Tuesday, March 8, 2016

rsa - Can apache use a key agent to store private keys for SSL?



For mod_ssl in apache to work, you need your RSA private key on the server. If the key is passphrase protected, you have to enter the passphrase whenever you restart apache. There is SSLPassPhraseDialog so you can store the key encrypted and have a program pass it the phrase, but that really isn't any more secure than keeping it unencrypted.



I'm wondering if apache supports, or can be made to support, using a key agent for operations needing the private key, much like how ssh-agent for openssh works. That way I only need to type the passphrase to the key whenever the server itself reboots (assuming the agent doesn't die somehow during normal operations).



I realize that the key is stored in memory inside the agent, and obtaining it from memory possible, but it's hard to do. Also, if the agent is actually forwarded over ssh from another host and the key is in memory over there, then obtaining the private key is impossible, if just the webserver is compromised.



If the answer is "no" on apache currently supporting this, what is the answer on "can it be made to support this"? I'm unsure how the key operations work, and what level of exposure is needed on the private key, and figured I'd ask before I dove into the code to try and hack something together myself.



Answer



Your idea is interesting at first sight but it is not really relevant. Your proposal only pushes the security issue elsewhere.
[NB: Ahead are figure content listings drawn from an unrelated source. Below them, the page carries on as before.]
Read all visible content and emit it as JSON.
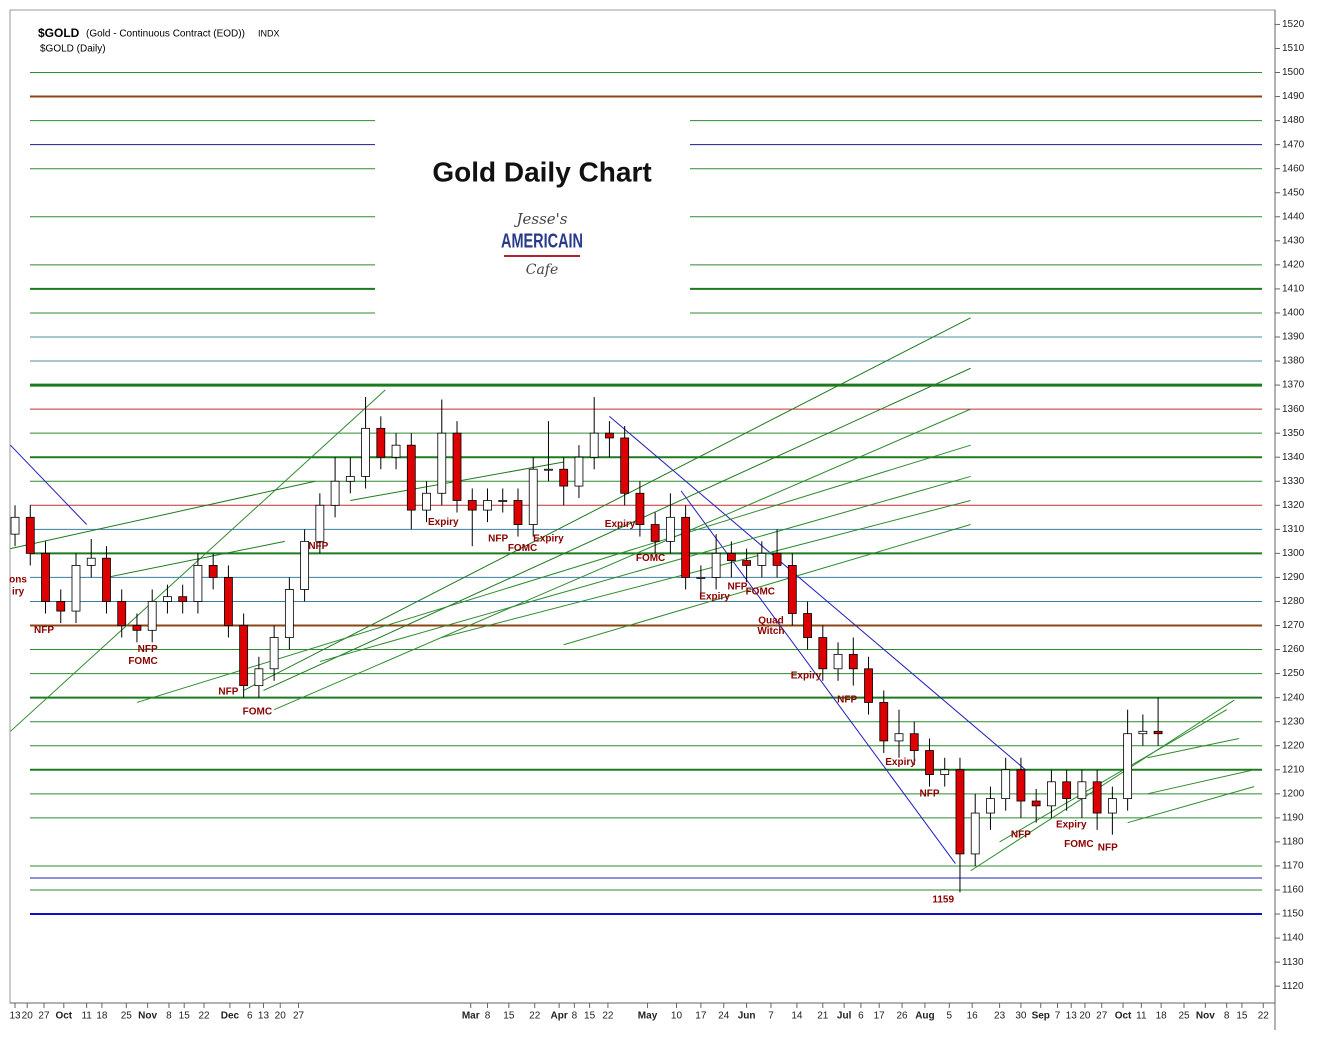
{
  "chart_data": {
    "type": "candlestick",
    "symbol": "$GOLD",
    "description": "(Gold - Continuous Contract (EOD))",
    "exchange": "INDX",
    "subtitle": "$GOLD (Daily)",
    "title": "Gold Daily Chart",
    "logo": [
      "Jesse's",
      "AMERICAIN",
      "Cafe"
    ],
    "opens": [
      1308,
      1315,
      1300,
      1280,
      1276,
      1295,
      1298,
      1280,
      1270,
      1268,
      1280,
      1282,
      1280,
      1295,
      1290,
      1270,
      1245,
      1252,
      1265,
      1285,
      1305,
      1320,
      1330,
      1332,
      1352,
      1340,
      1345,
      1318,
      1325,
      1350,
      1322,
      1318,
      1322,
      1322,
      1312,
      1335,
      1335,
      1328,
      1340,
      1350,
      1348,
      1325,
      1312,
      1305,
      1315,
      1290,
      1290,
      1300,
      1297,
      1295,
      1300,
      1295,
      1275,
      1265,
      1252,
      1258,
      1252,
      1238,
      1222,
      1225,
      1218,
      1208,
      1210,
      1175,
      1192,
      1198,
      1210,
      1197,
      1195,
      1205,
      1198,
      1205,
      1192,
      1198,
      1225,
      1226
    ],
    "highs": [
      1320,
      1320,
      1305,
      1285,
      1300,
      1306,
      1303,
      1285,
      1275,
      1285,
      1287,
      1287,
      1300,
      1300,
      1295,
      1275,
      1257,
      1270,
      1290,
      1310,
      1325,
      1340,
      1340,
      1365,
      1357,
      1350,
      1350,
      1330,
      1364,
      1355,
      1327,
      1327,
      1327,
      1327,
      1340,
      1355,
      1340,
      1345,
      1365,
      1355,
      1353,
      1330,
      1317,
      1325,
      1320,
      1295,
      1308,
      1305,
      1302,
      1305,
      1310,
      1300,
      1280,
      1270,
      1263,
      1265,
      1257,
      1243,
      1235,
      1230,
      1223,
      1215,
      1215,
      1200,
      1203,
      1215,
      1215,
      1202,
      1210,
      1210,
      1210,
      1210,
      1203,
      1235,
      1233,
      1240
    ],
    "lows": [
      1303,
      1295,
      1275,
      1271,
      1271,
      1290,
      1275,
      1265,
      1263,
      1263,
      1275,
      1275,
      1275,
      1285,
      1265,
      1240,
      1240,
      1247,
      1260,
      1280,
      1300,
      1315,
      1325,
      1327,
      1335,
      1335,
      1310,
      1313,
      1320,
      1317,
      1303,
      1313,
      1317,
      1307,
      1307,
      1330,
      1320,
      1323,
      1335,
      1340,
      1320,
      1307,
      1300,
      1300,
      1285,
      1282,
      1285,
      1290,
      1288,
      1290,
      1290,
      1270,
      1260,
      1247,
      1247,
      1245,
      1233,
      1217,
      1215,
      1212,
      1203,
      1203,
      1159,
      1170,
      1185,
      1193,
      1190,
      1188,
      1190,
      1193,
      1190,
      1185,
      1183,
      1193,
      1220,
      1220
    ],
    "closes": [
      1315,
      1300,
      1280,
      1276,
      1295,
      1298,
      1280,
      1270,
      1268,
      1280,
      1282,
      1280,
      1295,
      1290,
      1270,
      1245,
      1252,
      1265,
      1285,
      1305,
      1320,
      1330,
      1332,
      1352,
      1340,
      1345,
      1318,
      1325,
      1350,
      1322,
      1318,
      1322,
      1322,
      1312,
      1335,
      1335,
      1328,
      1340,
      1350,
      1348,
      1325,
      1312,
      1305,
      1315,
      1290,
      1290,
      1300,
      1297,
      1295,
      1300,
      1295,
      1275,
      1265,
      1252,
      1258,
      1252,
      1238,
      1222,
      1225,
      1218,
      1208,
      1210,
      1175,
      1192,
      1198,
      1210,
      1197,
      1195,
      1205,
      1198,
      1205,
      1192,
      1198,
      1225,
      1226,
      1225
    ],
    "up_color": "#ffffff",
    "down_color": "#dd0000",
    "xlim": [
      -0.33,
      82.67
    ],
    "ylim": [
      1113,
      1526
    ],
    "yticks": [
      1120,
      1130,
      1140,
      1150,
      1160,
      1170,
      1180,
      1190,
      1200,
      1210,
      1220,
      1230,
      1240,
      1250,
      1260,
      1270,
      1280,
      1290,
      1300,
      1310,
      1320,
      1330,
      1340,
      1350,
      1360,
      1370,
      1380,
      1390,
      1400,
      1410,
      1420,
      1430,
      1440,
      1450,
      1460,
      1470,
      1480,
      1490,
      1500,
      1510,
      1520
    ],
    "xticks": [
      {
        "value": 0,
        "label": "13"
      },
      {
        "value": 0.8,
        "label": "20"
      },
      {
        "value": 1.9,
        "label": "27"
      },
      {
        "value": 3.2,
        "label": "Oct"
      },
      {
        "value": 4.7,
        "label": "11"
      },
      {
        "value": 5.7,
        "label": "18"
      },
      {
        "value": 7.3,
        "label": "25"
      },
      {
        "value": 8.7,
        "label": "Nov"
      },
      {
        "value": 10.1,
        "label": "8"
      },
      {
        "value": 11.1,
        "label": "15"
      },
      {
        "value": 12.4,
        "label": "22"
      },
      {
        "value": 14.1,
        "label": "Dec"
      },
      {
        "value": 15.4,
        "label": "6"
      },
      {
        "value": 16.3,
        "label": "13"
      },
      {
        "value": 17.4,
        "label": "20"
      },
      {
        "value": 18.6,
        "label": "27"
      },
      {
        "value": 29.9,
        "label": "Mar"
      },
      {
        "value": 31,
        "label": "8"
      },
      {
        "value": 32.4,
        "label": "15"
      },
      {
        "value": 34.1,
        "label": "22"
      },
      {
        "value": 35.7,
        "label": "Apr"
      },
      {
        "value": 36.7,
        "label": "8"
      },
      {
        "value": 37.7,
        "label": "15"
      },
      {
        "value": 38.9,
        "label": "22"
      },
      {
        "value": 41.5,
        "label": "May"
      },
      {
        "value": 43.4,
        "label": "10"
      },
      {
        "value": 45,
        "label": "17"
      },
      {
        "value": 46.5,
        "label": "24"
      },
      {
        "value": 48,
        "label": "Jun"
      },
      {
        "value": 49.6,
        "label": "7"
      },
      {
        "value": 51.3,
        "label": "14"
      },
      {
        "value": 53,
        "label": "21"
      },
      {
        "value": 54.4,
        "label": "Jul"
      },
      {
        "value": 55.5,
        "label": "6"
      },
      {
        "value": 56.7,
        "label": "17"
      },
      {
        "value": 58.2,
        "label": "26"
      },
      {
        "value": 59.7,
        "label": "Aug"
      },
      {
        "value": 61.3,
        "label": "5"
      },
      {
        "value": 62.8,
        "label": "16"
      },
      {
        "value": 64.6,
        "label": "23"
      },
      {
        "value": 66,
        "label": "30"
      },
      {
        "value": 67.3,
        "label": "Sep"
      },
      {
        "value": 68.4,
        "label": "7"
      },
      {
        "value": 69.3,
        "label": "13"
      },
      {
        "value": 70.2,
        "label": "20"
      },
      {
        "value": 71.3,
        "label": "27"
      },
      {
        "value": 72.7,
        "label": "Oct"
      },
      {
        "value": 73.9,
        "label": "11"
      },
      {
        "value": 75.2,
        "label": "18"
      },
      {
        "value": 76.7,
        "label": "25"
      },
      {
        "value": 78.1,
        "label": "Nov"
      },
      {
        "value": 79.5,
        "label": "8"
      },
      {
        "value": 80.5,
        "label": "15"
      },
      {
        "value": 81.9,
        "label": "22"
      }
    ],
    "levels": [
      {
        "value": 1500,
        "color": "#2e8b2e",
        "width": 1
      },
      {
        "value": 1490,
        "color": "#8b4513",
        "width": 2
      },
      {
        "value": 1480,
        "color": "#2e8b2e",
        "width": 1
      },
      {
        "value": 1470,
        "color": "#1a1a8b",
        "width": 1
      },
      {
        "value": 1460,
        "color": "#2e8b2e",
        "width": 1
      },
      {
        "value": 1440,
        "color": "#2e8b2e",
        "width": 1
      },
      {
        "value": 1420,
        "color": "#2e8b2e",
        "width": 1
      },
      {
        "value": 1410,
        "color": "#1e7a1e",
        "width": 2
      },
      {
        "value": 1400,
        "color": "#2e8b2e",
        "width": 1
      },
      {
        "value": 1390,
        "color": "#4a8fa0",
        "width": 1
      },
      {
        "value": 1380,
        "color": "#4a8fa0",
        "width": 1
      },
      {
        "value": 1370,
        "color": "#1e7a1e",
        "width": 3
      },
      {
        "value": 1360,
        "color": "#c03030",
        "width": 1
      },
      {
        "value": 1350,
        "color": "#2e8b2e",
        "width": 1
      },
      {
        "value": 1340,
        "color": "#1e7a1e",
        "width": 2
      },
      {
        "value": 1330,
        "color": "#2e8b2e",
        "width": 1
      },
      {
        "value": 1320,
        "color": "#c03030",
        "width": 1
      },
      {
        "value": 1310,
        "color": "#3a7fa0",
        "width": 1
      },
      {
        "value": 1300,
        "color": "#1e7a1e",
        "width": 2
      },
      {
        "value": 1290,
        "color": "#3a7fa0",
        "width": 1
      },
      {
        "value": 1280,
        "color": "#3a7fa0",
        "width": 1
      },
      {
        "value": 1270,
        "color": "#8b4513",
        "width": 2
      },
      {
        "value": 1260,
        "color": "#2e8b2e",
        "width": 1
      },
      {
        "value": 1250,
        "color": "#2e8b2e",
        "width": 1
      },
      {
        "value": 1240,
        "color": "#1e7a1e",
        "width": 2
      },
      {
        "value": 1230,
        "color": "#2e8b2e",
        "width": 1
      },
      {
        "value": 1220,
        "color": "#2e8b2e",
        "width": 1
      },
      {
        "value": 1210,
        "color": "#1e7a1e",
        "width": 2
      },
      {
        "value": 1200,
        "color": "#2e8b2e",
        "width": 1
      },
      {
        "value": 1190,
        "color": "#2e8b2e",
        "width": 1
      },
      {
        "value": 1170,
        "color": "#2e8b2e",
        "width": 1
      },
      {
        "value": 1165,
        "color": "#2020c0",
        "width": 1
      },
      {
        "value": 1160,
        "color": "#2e8b2e",
        "width": 1
      },
      {
        "value": 1150,
        "color": "#1010c0",
        "width": 2
      }
    ],
    "trendlines": [
      {
        "x": [
          -0.3,
          4.7
        ],
        "y": [
          1345,
          1312
        ],
        "color": "#2020c0"
      },
      {
        "x": [
          39,
          66.3
        ],
        "y": [
          1357,
          1210
        ],
        "color": "#2020c0"
      },
      {
        "x": [
          43.7,
          61.7
        ],
        "y": [
          1326,
          1171
        ],
        "color": "#2020c0"
      },
      {
        "x": [
          -0.3,
          24.3
        ],
        "y": [
          1226,
          1368
        ],
        "color": "#2e8b2e"
      },
      {
        "x": [
          15,
          62.7
        ],
        "y": [
          1243,
          1398
        ],
        "color": "#1e7a1e"
      },
      {
        "x": [
          16.3,
          62.7
        ],
        "y": [
          1243,
          1377
        ],
        "color": "#1e7a1e"
      },
      {
        "x": [
          17,
          62.7
        ],
        "y": [
          1235,
          1360
        ],
        "color": "#2e8b2e"
      },
      {
        "x": [
          8,
          62.7
        ],
        "y": [
          1238,
          1345
        ],
        "color": "#2e8b2e"
      },
      {
        "x": [
          20,
          62.7
        ],
        "y": [
          1255,
          1332
        ],
        "color": "#2e8b2e"
      },
      {
        "x": [
          28,
          62.7
        ],
        "y": [
          1265,
          1322
        ],
        "color": "#2e8b2e"
      },
      {
        "x": [
          36,
          62.7
        ],
        "y": [
          1262,
          1312
        ],
        "color": "#2e8b2e"
      },
      {
        "x": [
          22,
          36
        ],
        "y": [
          1322,
          1338
        ],
        "color": "#1e7a1e"
      },
      {
        "x": [
          -0.3,
          19.7
        ],
        "y": [
          1302,
          1330
        ],
        "color": "#1e7a1e"
      },
      {
        "x": [
          6,
          17.7
        ],
        "y": [
          1290,
          1305
        ],
        "color": "#1e7a1e"
      },
      {
        "x": [
          62.7,
          80
        ],
        "y": [
          1168,
          1239
        ],
        "color": "#2e8b2e"
      },
      {
        "x": [
          64.6,
          79.5
        ],
        "y": [
          1180,
          1235
        ],
        "color": "#2e8b2e"
      },
      {
        "x": [
          74.3,
          80.3
        ],
        "y": [
          1215,
          1223
        ],
        "color": "#2e8b2e"
      },
      {
        "x": [
          74.3,
          81.3
        ],
        "y": [
          1200,
          1210
        ],
        "color": "#2e8b2e"
      },
      {
        "x": [
          73,
          81.3
        ],
        "y": [
          1188,
          1203
        ],
        "color": "#2e8b2e"
      }
    ],
    "annotations": [
      {
        "text": "ons",
        "x": 0.2,
        "y": 1289
      },
      {
        "text": "iry",
        "x": 0.2,
        "y": 1284
      },
      {
        "text": "NFP",
        "x": 1.9,
        "y": 1268
      },
      {
        "text": "NFP",
        "x": 8.7,
        "y": 1260
      },
      {
        "text": "FOMC",
        "x": 8.4,
        "y": 1255
      },
      {
        "text": "NFP",
        "x": 14,
        "y": 1242.5
      },
      {
        "text": "FOMC",
        "x": 15.9,
        "y": 1234
      },
      {
        "text": "NFP",
        "x": 19.9,
        "y": 1303
      },
      {
        "text": "Expiry",
        "x": 28.1,
        "y": 1313
      },
      {
        "text": "NFP",
        "x": 31.7,
        "y": 1306
      },
      {
        "text": "FOMC",
        "x": 33.3,
        "y": 1302
      },
      {
        "text": "Expiry",
        "x": 35,
        "y": 1306
      },
      {
        "text": "Expiry",
        "x": 39.7,
        "y": 1312
      },
      {
        "text": "FOMC",
        "x": 41.7,
        "y": 1298
      },
      {
        "text": "Expiry",
        "x": 45.9,
        "y": 1282
      },
      {
        "text": "NFP",
        "x": 47.4,
        "y": 1286
      },
      {
        "text": "FOMC",
        "x": 48.9,
        "y": 1284
      },
      {
        "text": "Quad",
        "x": 49.6,
        "y": 1272
      },
      {
        "text": "Witch",
        "x": 49.6,
        "y": 1267.5
      },
      {
        "text": "Expiry",
        "x": 51.9,
        "y": 1249
      },
      {
        "text": "NFP",
        "x": 54.6,
        "y": 1239
      },
      {
        "text": "Expiry",
        "x": 58.1,
        "y": 1213
      },
      {
        "text": "NFP",
        "x": 60,
        "y": 1200
      },
      {
        "text": "1159",
        "x": 60.9,
        "y": 1156
      },
      {
        "text": "NFP",
        "x": 66,
        "y": 1183
      },
      {
        "text": "Expiry",
        "x": 69.3,
        "y": 1187
      },
      {
        "text": "FOMC",
        "x": 69.8,
        "y": 1179
      },
      {
        "text": "NFP",
        "x": 71.7,
        "y": 1177.5
      }
    ],
    "annotation_color": "#8b0000"
  }
}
Your Apache2 process will have to communicate with the "private key cache" thanks to IPC or API and this channel should be protected too or else an attacker may query the certificate easily.



So if you are not confident in your filesystem security to let your server certificate without passphrase, such a cache mechanism is not more secure.



By the way, there are only few reasons to fully restart Apache2 - like SSL configuration changes.
You should prefer the apachectl graceful command which does not require the certificate to be reloaded, and so you are not asked for the passphrase again.




Another idea: if your server security is well monitored thanks to IDS and file integrity checker and it raises an alert in case your system and your SSL certificate may have been compromised, then you can take the risk, rely on revocation lists and let your certificate without passphrase protection to ease your life.